Wijziging Regeling bestrijding maïswortelkever 2003

Regeling van de Minister van Landbouw, Natuur en Voedselkwaliteit van 18 augustus 2005, Directie Juridische Zaken, nr. TRCJZ/2005/2397, houdende wijziging van de Regeling bestrijding maïswortelkever 2003

De Minister van Landbouw, Natuur en Voedselkwaliteit,

Gelet op beschikking nr. 2003/766/EG van de Commissie van 24 oktober 2003 tot vaststelling van noodmaatregelen om de verspreiding van in de Gemeenschap van Diabrotica virgifera Le Conte te voorkomen (PbEU L 275) en op artikel 17 van het Besluit bestrijding schadelijke organismen;

Besluit:

Artikel I

De Regeling bestrijding maïswortelkever 20031 wordt als volgt gewijzigd:

A

Artikel 1 wordt als volgt gewijzigd:

1. Onder vernummering van de onderdelen a tot en met e tot b tot en met f wordt voor onderdeel a (oud) het volgende onderdeel ingevoegd:

a. Minister: Minister van Landbouw, Natuur en Voedselkwaliteit;

2. In onderdeel e (oud), wordt ‘Zea mais L’ vervangen door: een variëteit van de soort Zea mays L.

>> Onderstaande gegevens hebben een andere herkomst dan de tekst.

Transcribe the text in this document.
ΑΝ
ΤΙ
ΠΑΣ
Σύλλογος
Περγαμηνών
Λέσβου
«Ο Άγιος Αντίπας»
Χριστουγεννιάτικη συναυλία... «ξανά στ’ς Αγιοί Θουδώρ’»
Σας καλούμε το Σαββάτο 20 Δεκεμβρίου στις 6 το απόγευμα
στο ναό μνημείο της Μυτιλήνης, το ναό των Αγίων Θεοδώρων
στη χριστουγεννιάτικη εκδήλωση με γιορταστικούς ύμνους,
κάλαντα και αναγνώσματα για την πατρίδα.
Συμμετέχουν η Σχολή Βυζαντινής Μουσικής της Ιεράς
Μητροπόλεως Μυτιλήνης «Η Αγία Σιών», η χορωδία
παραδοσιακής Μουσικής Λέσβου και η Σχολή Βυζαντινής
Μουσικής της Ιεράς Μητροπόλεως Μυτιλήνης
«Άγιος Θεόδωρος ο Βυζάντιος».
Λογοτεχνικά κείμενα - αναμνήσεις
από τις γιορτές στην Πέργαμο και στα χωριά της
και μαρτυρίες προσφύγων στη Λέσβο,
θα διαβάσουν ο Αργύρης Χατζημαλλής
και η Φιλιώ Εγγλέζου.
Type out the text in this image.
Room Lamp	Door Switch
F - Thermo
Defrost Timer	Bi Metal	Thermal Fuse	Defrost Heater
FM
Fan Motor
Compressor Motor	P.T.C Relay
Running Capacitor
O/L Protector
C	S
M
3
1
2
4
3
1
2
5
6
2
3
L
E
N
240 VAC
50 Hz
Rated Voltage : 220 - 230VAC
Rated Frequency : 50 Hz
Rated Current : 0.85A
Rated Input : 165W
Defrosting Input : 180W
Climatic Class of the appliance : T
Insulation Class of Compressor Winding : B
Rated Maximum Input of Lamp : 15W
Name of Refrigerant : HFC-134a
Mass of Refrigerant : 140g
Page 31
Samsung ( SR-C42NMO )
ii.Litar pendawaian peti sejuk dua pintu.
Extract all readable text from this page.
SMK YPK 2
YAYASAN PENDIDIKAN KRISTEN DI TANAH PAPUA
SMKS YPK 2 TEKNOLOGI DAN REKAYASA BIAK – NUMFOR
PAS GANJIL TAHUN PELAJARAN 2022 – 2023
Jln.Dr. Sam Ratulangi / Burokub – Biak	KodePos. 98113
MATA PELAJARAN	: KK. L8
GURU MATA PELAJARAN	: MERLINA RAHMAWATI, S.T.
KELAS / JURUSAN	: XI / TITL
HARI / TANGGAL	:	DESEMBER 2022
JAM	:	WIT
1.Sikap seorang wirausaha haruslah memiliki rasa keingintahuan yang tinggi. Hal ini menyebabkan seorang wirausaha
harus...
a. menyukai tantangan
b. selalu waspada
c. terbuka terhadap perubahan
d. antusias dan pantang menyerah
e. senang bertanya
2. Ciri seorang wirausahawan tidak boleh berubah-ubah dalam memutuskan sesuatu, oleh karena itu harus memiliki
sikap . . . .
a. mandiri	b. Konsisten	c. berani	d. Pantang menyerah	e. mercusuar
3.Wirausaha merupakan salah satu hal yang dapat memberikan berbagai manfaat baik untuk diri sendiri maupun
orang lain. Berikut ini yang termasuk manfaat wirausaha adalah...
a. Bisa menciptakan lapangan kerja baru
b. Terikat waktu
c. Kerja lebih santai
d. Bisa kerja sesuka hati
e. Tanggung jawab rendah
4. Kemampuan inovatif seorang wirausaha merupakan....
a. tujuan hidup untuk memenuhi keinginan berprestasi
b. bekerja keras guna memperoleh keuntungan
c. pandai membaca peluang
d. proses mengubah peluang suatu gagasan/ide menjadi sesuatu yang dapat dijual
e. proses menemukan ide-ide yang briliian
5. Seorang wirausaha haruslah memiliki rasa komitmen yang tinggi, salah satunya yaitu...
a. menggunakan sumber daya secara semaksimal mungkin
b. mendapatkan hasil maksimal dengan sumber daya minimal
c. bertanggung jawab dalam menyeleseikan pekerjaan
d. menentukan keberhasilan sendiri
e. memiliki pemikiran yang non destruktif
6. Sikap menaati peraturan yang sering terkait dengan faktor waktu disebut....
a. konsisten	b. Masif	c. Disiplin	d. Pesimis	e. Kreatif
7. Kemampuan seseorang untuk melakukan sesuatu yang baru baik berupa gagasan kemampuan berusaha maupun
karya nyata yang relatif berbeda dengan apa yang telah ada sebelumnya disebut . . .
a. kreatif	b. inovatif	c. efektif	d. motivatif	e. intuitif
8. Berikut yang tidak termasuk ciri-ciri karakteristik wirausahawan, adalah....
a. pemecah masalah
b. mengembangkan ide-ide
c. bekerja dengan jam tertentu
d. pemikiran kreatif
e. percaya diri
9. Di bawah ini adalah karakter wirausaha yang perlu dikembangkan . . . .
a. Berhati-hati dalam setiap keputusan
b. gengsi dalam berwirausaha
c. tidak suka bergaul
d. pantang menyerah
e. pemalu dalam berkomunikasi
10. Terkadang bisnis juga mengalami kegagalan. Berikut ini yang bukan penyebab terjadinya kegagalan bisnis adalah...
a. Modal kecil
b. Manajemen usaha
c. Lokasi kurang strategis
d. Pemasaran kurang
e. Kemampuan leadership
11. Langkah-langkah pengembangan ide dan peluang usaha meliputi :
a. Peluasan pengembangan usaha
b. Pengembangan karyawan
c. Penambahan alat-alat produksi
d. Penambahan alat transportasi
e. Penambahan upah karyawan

3. Na onderdeel e (oud) wordt het volgende onderdeel ingevoegd:

g. tuin: grond, waarop anders dan ter uitoefening van een bedrijf, de land- of tuinbouw wordt uitgeoefend.

B

Artikel 2 komt te luiden:

Artikel 2

1. Als kerngebied worden in de bijlage bij deze regeling gebieden aangewezen met een straal van minimaal 1 kilometer rond een haard.

2. Als veiligheidszone worden in de bijlage van deze regeling gebieden aangewezen met een straal van minimaal 4 kilometer rond het aangewezen kerngebied.

3. In de bijlage, bedoeld in het eerste en tweede lid, wordt voor elk kerngebied en elke veiligheidszone aangegeven in welk jaar de maïswortelkever voor het eerst is aangetoond.

C

In artikel 3 wordt na het woord ‘maïswortelkever’ de zinsnede toegevoegd: in dat kerngebied.

D

Artikel 5 komt te luiden:

Artikel 5

1. De eigenaar of houder van een terrein dat is gelegen in een kerngebied is verplicht de maïs die op het terrein wordt geteeld, in het jaar waarin de maïswortelkever voor het eerst is aangetoond, binnen drie dagen na de aanwijzing van het kerngebied te behandelen of te laten behandelen overeenkomstig de door de Minister gegeven voorschriften met een daartoe op grond van artikel 16a van de Bestrijdingsmiddelenwet 1962 bij besluit aangewezen bestrijdingsmiddel.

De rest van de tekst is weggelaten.